At 1.5°C, four of these systems are likely to cross their tipping points: the Greenland ice sheet, the West Antarctic ice sheet, tropical coral reef systems, and abrupt thawing of permafrost. The two ice sheets alone hold 10 meters of potential sea level rise. The IPCC's risk assessment for large-scale singular events has decreased from 3°C in AR5 to between 1.5°C and 2°C in AR6, indicating increased sensitivity to climate forcing.
Security Implications and Cascading Effects
Research from Mexico and Exeter University highlights the security implications of climate change. Regions with average temperatures exceeding 29°C face health threats and potential social instability. By 2070, large parts of Brazil, West Africa, the Horn of Africa, the Middle East, and India could experience these conditions, affecting 3.5 billion people.
Tipping element systems are interconnected through cascades. For example, melting of the Greenland ice sheet slows down the North Atlantic overturning, pushing the monsoon further south and causing dieback in the Amazon rainforest. Slowing the overturning also traps warm water in the Southern Ocean, accelerating the melting of the West Antarctic ice sheet.
The Planetary Boundaries Framework
The planetary boundaries framework defines a safe operating space for humanity based on biophysical processes regulating the planet. It identifies nine boundaries, four of which were transgressed in the 2015 assessment: climate, biodiversity, land system change, and overloading of nitrogen and phosphorus. The stratospheric ozone layer is a success story, moving back into the safe space due to the Montreal Protocol, which banned chlorofluorocarbons.
The speaker argues that we have reached a Montreal Protocol moment for climate, with settled science, policy (Paris Agreement), and solutions (scalable technologies). The journey requires a global sustainability transition, not just decarbonization. This involves transforming the food system, scaling negative emission technologies, and investing in the resilience of intact nature and land.

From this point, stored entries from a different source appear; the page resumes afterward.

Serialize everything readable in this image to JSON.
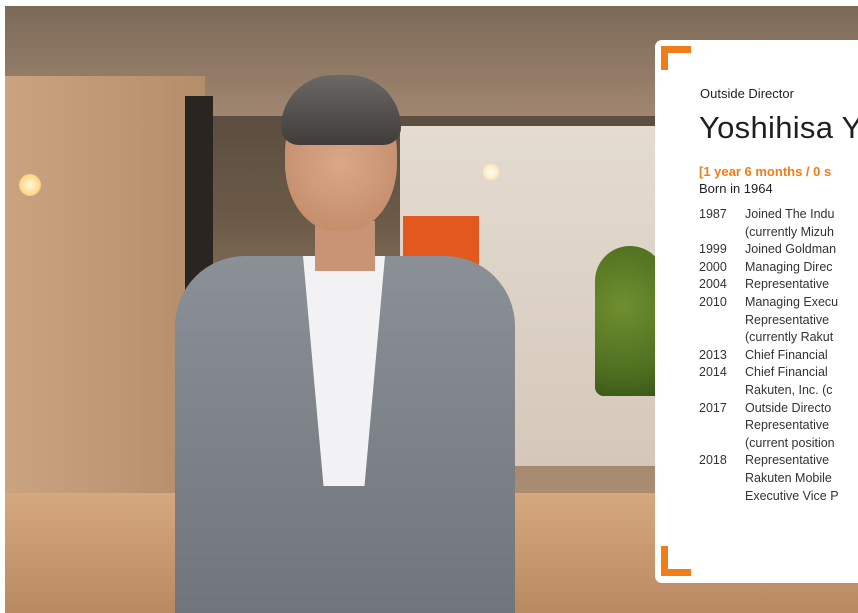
{
  "card": {
    "role": "Outside Director",
    "name": "Yoshihisa Y",
    "tenure": "[1 year 6 months / 0 s",
    "born": "Born in 1964",
    "history": [
      {
        "year": "1987",
        "lines": [
          "Joined The Indu",
          "(currently Mizuh"
        ]
      },
      {
        "year": "1999",
        "lines": [
          "Joined Goldman"
        ]
      },
      {
        "year": "2000",
        "lines": [
          "Managing Direc"
        ]
      },
      {
        "year": "2004",
        "lines": [
          "Representative"
        ]
      },
      {
        "year": "2010",
        "lines": [
          "Managing Execu",
          "Representative",
          "(currently Rakut"
        ]
      },
      {
        "year": "2013",
        "lines": [
          "Chief Financial"
        ]
      },
      {
        "year": "2014",
        "lines": [
          "Chief Financial",
          "Rakuten, Inc. (c"
        ]
      },
      {
        "year": "2017",
        "lines": [
          "Outside Directo",
          "Representative",
          "(current position"
        ]
      },
      {
        "year": "2018",
        "lines": [
          "Representative",
          "Rakuten Mobile",
          "Executive Vice P"
        ]
      }
    ]
  },
  "colors": {
    "accent": "#ef7d1a",
    "text": "#1f1f1f"
  }
}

The Carbon Law and Nature Positive Agenda
The Carbon Law calls for cutting emissions by half every decade, inspired by Moore's Law. There is a positive trend with 70 countries and regions having a price on carbon, and the EU adopting the ETS2 and CBAM. Renewable energy is doubling every 5.5 years, potentially reaching 50% of global electricity by 2030. The transition in the mobility sector, with end dates for combustion engines, is also promising.
The Kunming-Montreal meeting established the nature positive agenda, equivalent to the 1.5°C target for nature. This requires stopping the loss of ecosystem functions from 2020 onwards, regenerating nature, and achieving a net positive point by 2030. The Earth Commission and Global Commons Alliance are translating this into science-based targets for businesses and cities.
Conclusion
While the Anthropocene presents a major challenge, it is currently a pressure, not a new state. There is still a window to keep the planet in a Holocene-like state. The question is whether we can act fast enough to maintain resilience. The journey requires equity, innovation, and transformation, with science playing a fundamental role. The speaker urges spreading the scientific story and understanding the urgency of the situation.